What to Do: Are these topics affect you and your partner? Are you feeling out of place when you are all together? If these issues affect your relationship, your partner needs to consider this unhealthy in your relationship. The friendship though of your partner doesn’t need to end. Your partner needs to stand-up for you. He just needs to understand that you’re tied as one since you’re already a couple. If you’re feeling uncomfortable to get along with your partner’s friend, you are not obliged to come with them. You can pamper yourself alone and let your partner go out with his friends. At least you’ll both have self-attainment even when you’re not together.
15. Being together makes you feel asphyxiated
Sharing everything you have with your partner can be a delightful journey or a tragedy. The both of you have the tendency to clash, however, it can be a majestic adventure.

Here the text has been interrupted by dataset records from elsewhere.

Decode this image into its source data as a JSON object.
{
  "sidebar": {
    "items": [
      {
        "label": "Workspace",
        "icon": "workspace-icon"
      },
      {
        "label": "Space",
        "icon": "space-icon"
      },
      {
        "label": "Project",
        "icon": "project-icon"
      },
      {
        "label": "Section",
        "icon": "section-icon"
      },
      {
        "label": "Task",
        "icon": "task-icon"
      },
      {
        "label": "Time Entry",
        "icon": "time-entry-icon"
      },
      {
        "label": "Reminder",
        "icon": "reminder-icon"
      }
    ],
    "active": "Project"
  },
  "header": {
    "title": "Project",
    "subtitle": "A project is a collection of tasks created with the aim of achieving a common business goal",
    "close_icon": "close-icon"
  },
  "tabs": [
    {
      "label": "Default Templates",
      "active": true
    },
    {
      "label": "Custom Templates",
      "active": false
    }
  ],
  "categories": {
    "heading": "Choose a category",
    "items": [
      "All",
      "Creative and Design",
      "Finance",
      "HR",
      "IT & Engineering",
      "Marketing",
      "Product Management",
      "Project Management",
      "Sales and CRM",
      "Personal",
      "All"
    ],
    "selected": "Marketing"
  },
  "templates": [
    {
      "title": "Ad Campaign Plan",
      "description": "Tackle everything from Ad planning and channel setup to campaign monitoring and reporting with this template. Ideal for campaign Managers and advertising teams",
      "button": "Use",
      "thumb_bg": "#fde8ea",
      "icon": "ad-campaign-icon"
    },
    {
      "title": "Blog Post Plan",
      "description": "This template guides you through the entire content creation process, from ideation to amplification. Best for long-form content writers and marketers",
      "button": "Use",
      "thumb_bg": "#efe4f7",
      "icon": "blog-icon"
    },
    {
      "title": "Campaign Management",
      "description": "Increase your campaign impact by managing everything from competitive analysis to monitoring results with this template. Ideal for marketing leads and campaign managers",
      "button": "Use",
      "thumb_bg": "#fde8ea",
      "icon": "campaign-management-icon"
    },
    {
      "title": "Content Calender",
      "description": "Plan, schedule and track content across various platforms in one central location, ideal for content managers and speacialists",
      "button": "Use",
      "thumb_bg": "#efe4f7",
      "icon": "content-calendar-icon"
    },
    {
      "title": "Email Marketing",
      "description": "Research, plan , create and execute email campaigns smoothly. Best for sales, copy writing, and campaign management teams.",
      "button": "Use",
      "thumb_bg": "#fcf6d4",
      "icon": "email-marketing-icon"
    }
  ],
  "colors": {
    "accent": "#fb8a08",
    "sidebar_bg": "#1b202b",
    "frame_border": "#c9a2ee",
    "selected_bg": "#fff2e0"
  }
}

What to Do: You may feel uncomfortable sharing your belongings to your partner at first, especially when you live alone in your childhood days. You may dislike the way they toss their clothes (not even daring to get them) before going to the shower. People may find it gross to see dirty dishes on the sinks that have been there for days. You may feel uneasy whenever they use the phone and speak so loud and at times wanting to make a conversation when there’s no single thing to say. Seeing your partner on a daily basis sometimes feels like its too much, and nothing is wrong with it, its just that sometimes we need space for ourselves. Living together under one roof is a serious commitment and if your reason by doing that is just to lessen your bills then don’t do it at all. Consider the advantage and disadvantages of moving in together vs living alone. Listen to everything they say and don’t try to compete with your partner on contending what both of you have to change. Rearrange your apartment to set up your own privacy where nobody can bother you and make certain rules regarding both of your personal space.